Cuando The Spoon escribió por primera vez sobre Nuritas en 2021, la startup nacida en Dublín acababa de recaudar 45 millones de dólares para escalar su plataforma de descubrimiento de péptidos. En ese momento, la empresa se posicionó como una de las primeras en participar en nuevas empresas de biología computacional centradas en la cadena de suministro de ingredientes.
Ahora, casi cinco años después, y con $42 millones adicionales en la Serie C, la fundadora y directora ejecutiva, la Dra. Nora Khaldi, dice que la misión no ha cambiado. Esta coherencia se destaca en un momento en el que un buen porcentaje de nuevas empresas de tecnología alimentaria financiadas con capital de riesgo ahora están enfatizando la IA como parte de sus soluciones.

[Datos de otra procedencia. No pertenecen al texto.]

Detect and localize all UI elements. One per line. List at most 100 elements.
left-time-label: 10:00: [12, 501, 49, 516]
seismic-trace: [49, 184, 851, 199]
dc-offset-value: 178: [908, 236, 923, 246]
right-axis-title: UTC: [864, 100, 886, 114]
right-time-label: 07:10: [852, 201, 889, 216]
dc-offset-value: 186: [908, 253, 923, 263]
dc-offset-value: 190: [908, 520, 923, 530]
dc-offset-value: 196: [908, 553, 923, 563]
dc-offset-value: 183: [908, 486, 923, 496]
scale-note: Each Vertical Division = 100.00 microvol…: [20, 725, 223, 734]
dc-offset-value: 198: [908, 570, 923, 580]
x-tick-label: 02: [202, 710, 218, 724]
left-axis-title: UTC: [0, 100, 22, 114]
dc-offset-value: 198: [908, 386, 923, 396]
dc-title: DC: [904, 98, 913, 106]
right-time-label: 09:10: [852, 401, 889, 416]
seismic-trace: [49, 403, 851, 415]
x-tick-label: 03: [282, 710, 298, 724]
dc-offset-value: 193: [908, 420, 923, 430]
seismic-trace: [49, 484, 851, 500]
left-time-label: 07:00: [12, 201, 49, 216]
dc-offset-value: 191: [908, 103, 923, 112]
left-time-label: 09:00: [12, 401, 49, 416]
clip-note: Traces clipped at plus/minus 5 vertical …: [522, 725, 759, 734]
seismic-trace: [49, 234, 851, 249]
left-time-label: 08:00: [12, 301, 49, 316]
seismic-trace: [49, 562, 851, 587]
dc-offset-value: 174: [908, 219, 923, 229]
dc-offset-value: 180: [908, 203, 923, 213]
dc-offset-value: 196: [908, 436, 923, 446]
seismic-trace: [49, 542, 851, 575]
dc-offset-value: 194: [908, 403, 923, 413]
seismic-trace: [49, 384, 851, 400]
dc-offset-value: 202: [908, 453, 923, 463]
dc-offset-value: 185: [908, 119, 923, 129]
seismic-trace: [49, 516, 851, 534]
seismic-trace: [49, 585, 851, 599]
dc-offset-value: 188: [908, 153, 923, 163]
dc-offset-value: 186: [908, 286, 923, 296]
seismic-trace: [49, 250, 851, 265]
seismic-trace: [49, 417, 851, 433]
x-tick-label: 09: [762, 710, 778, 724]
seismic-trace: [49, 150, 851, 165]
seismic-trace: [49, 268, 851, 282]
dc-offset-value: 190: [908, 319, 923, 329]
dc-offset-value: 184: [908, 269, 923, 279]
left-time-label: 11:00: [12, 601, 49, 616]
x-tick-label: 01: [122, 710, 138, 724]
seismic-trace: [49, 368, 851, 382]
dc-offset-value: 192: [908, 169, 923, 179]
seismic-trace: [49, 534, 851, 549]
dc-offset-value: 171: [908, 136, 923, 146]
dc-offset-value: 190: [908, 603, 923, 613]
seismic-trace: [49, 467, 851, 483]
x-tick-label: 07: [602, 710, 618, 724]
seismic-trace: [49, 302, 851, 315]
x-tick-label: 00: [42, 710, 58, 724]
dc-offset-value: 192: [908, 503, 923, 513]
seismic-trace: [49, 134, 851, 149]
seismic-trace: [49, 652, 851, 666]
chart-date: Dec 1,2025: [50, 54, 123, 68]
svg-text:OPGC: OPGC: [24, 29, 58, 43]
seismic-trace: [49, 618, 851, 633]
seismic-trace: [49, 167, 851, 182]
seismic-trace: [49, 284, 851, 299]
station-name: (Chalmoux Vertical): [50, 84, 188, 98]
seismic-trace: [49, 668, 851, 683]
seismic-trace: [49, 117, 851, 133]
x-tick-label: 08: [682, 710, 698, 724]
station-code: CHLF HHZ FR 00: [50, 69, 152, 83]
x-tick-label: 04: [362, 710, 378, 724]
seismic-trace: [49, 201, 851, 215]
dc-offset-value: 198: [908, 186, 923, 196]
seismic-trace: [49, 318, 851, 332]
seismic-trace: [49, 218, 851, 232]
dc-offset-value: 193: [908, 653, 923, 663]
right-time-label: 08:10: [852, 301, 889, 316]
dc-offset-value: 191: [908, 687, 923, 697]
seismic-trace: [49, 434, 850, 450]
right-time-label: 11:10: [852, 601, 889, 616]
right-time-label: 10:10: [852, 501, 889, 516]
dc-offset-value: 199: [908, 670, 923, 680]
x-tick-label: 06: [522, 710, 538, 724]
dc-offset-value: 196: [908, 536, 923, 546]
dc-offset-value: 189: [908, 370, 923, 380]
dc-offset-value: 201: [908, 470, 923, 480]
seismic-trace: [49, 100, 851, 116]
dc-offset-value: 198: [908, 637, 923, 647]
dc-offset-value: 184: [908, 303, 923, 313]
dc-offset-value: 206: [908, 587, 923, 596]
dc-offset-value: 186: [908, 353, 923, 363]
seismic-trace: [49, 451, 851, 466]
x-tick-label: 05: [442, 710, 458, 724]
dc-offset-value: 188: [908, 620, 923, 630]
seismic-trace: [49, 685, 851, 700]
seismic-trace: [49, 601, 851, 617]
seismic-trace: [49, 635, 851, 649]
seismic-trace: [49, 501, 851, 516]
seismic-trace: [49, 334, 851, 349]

Esto se debe a que mucho antes de que la IA generativa entrara en el espíritu de la época, Khaldi ya había hecho de la inteligencia artificial un elemento central de la plataforma de Nuritas.
Este enfoque en herramientas de vanguardia comenzó hace más de una década cuando Khaldi, matemático e informático de formación, asistió a una conferencia en Napa Valley. Allí, un investigador presentó hallazgos sobre la leche de canguro que mostraban cómo dos canguros de la misma edad podían verse radicalmente diferentes (uno grande, peludo y musculoso; el otro pequeño y poco desarrollado), con la única diferencia de la leche de la etapa específica que consumían.

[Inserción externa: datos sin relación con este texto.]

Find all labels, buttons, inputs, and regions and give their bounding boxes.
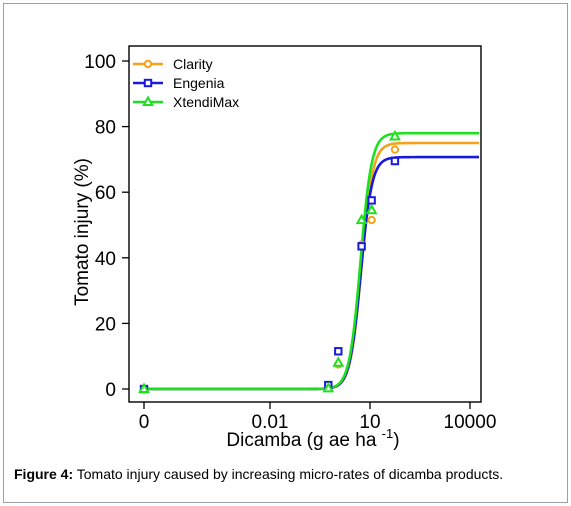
legend-label: Engenia — [173, 75, 225, 91]
data-point-engenia — [357, 242, 366, 251]
x-axis-title: Dicamba (g ae ha -1) — [226, 426, 399, 451]
legend-marker — [143, 59, 153, 69]
data-point-clarity — [390, 145, 400, 154]
y-tick-label: 60 — [95, 183, 116, 204]
data-point-xtendimax — [138, 382, 150, 393]
fit-curve-clarity — [144, 141, 479, 391]
fit-curve-xtendimax — [144, 131, 479, 391]
caption-label: Figure 4: — [14, 466, 74, 482]
legend-marker — [143, 78, 153, 88]
figure-frame — [3, 3, 568, 503]
y-tick-label: 100 — [84, 52, 116, 73]
data-point-engenia — [390, 156, 400, 166]
y-tick-label: 20 — [95, 314, 116, 335]
data-point-xtendimax — [389, 129, 401, 141]
data-point-xtendimax — [322, 381, 335, 393]
data-point-xtendimax — [365, 203, 378, 215]
figure-caption: Figure 4: Tomato injury caused by increa… — [14, 466, 503, 482]
data-point-engenia — [367, 196, 376, 205]
data-point-engenia — [334, 347, 343, 356]
y-tick-label: 0 — [105, 380, 116, 401]
plot-area — [128, 45, 482, 403]
data-point-clarity — [367, 215, 376, 225]
x-tick-label: 0 — [139, 412, 150, 433]
data-point-xtendimax — [332, 356, 345, 367]
legend-label: XtendiMax — [173, 94, 239, 110]
legend-label: Clarity — [173, 56, 213, 72]
y-axis-title: Tomato injury (%) — [72, 158, 93, 306]
x-tick-label: 0.01 — [252, 412, 289, 433]
y-tick-label: 80 — [95, 118, 116, 139]
caption-text: Tomato injury caused by increasing micro… — [73, 466, 504, 482]
data-point-xtendimax — [355, 213, 368, 225]
legend-marker — [142, 95, 154, 106]
fit-curve-engenia — [144, 155, 479, 391]
dose-response-chart: 0 20 40 60 80 100 0 0.01 10 10000 Tomato injury (%… — [72, 45, 497, 451]
x-tick-label: 10 — [359, 412, 380, 433]
x-tick-label: 10000 — [444, 412, 497, 433]
y-tick-label: 40 — [95, 249, 116, 270]
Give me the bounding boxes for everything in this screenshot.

La leche destinada a los canguros más jóvenes favoreció el desarrollo de los órganos internos. La leche destinada a canguros mayores aceleró el crecimiento de los músculos y el cabello. Ninguna variable ambiental cambió. Sólo la composición molecular de la leche.
El ejemplo del canguro fue una epifanía para Khaldi, quien redefinió su pensamiento al preguntarse: ¿Qué pasaría si los alimentos, como la leche de canguro, contuvieran instrucciones moleculares precisas capaces de dar forma a la biología? ¿Qué pasaría si estas instrucciones pudieran decodificarse? Entendió que la naturaleza contiene miles de millones, tal vez billones, de moléculas bioactivas. Los métodos tradicionales de descubrimiento de ingredientes los prueban de forma secuencial, un proceso que puede llevar décadas. Para acelerar significativamente el descubrimiento, sabía que necesitaría herramientas completamente nuevas, y fue a partir de esta comprensión que nacieron Nuritas y su sistema de descubrimiento molecular impulsado por IA.
Pero Khaldi descubrió que llegar temprano planteaba desafíos. Cuando Nuritas comenzó, el tipo de datos necesarios para entrenar una plataforma de inteligencia artificial para el descubrimiento molecular no existía de inmediato, lo que llevó a Khaldi y su equipo a crear conjuntos de datos patentados utilizando laboratorios internos para generar datos biológicos y químicos consistentes. La empresa entrenó su IA no solo en función de la eficacia, sino también de las limitaciones del mundo real, como la estabilidad térmica, la solubilidad, la digestibilidad y la escalabilidad, porque en los alimentos, una molécula sólo importa si puede sobrevivir a la formulación y la fabricación.
Desde aquellos primeros días, Nuritas lanzó PeptiYouth, un ingrediente diseñado para mejorar la regeneración celular y retrasar los signos visibles del envejecimiento. Se presentó PeptiStrong, descubierto en las habas, para favorecer la síntesis muscular y reducir la pérdida de masa muscular, y PeptiSleep, un péptido de origen vegetal destinado a combatir el estrés y favorecer el sueño.
Según Khaldi, Nuritas logró algo que muchas nuevas empresas de ciencias biológicas impulsadas por IA todavía están persiguiendo. “Fuimos los primeros en llevarlo al éxito clínico, al éxito regulatorio y al mercado varias veces”, dijo.
Puede ver mi conversación completa con el Dr. Khaldi a continuación y escucharla en The Spoon Podcast.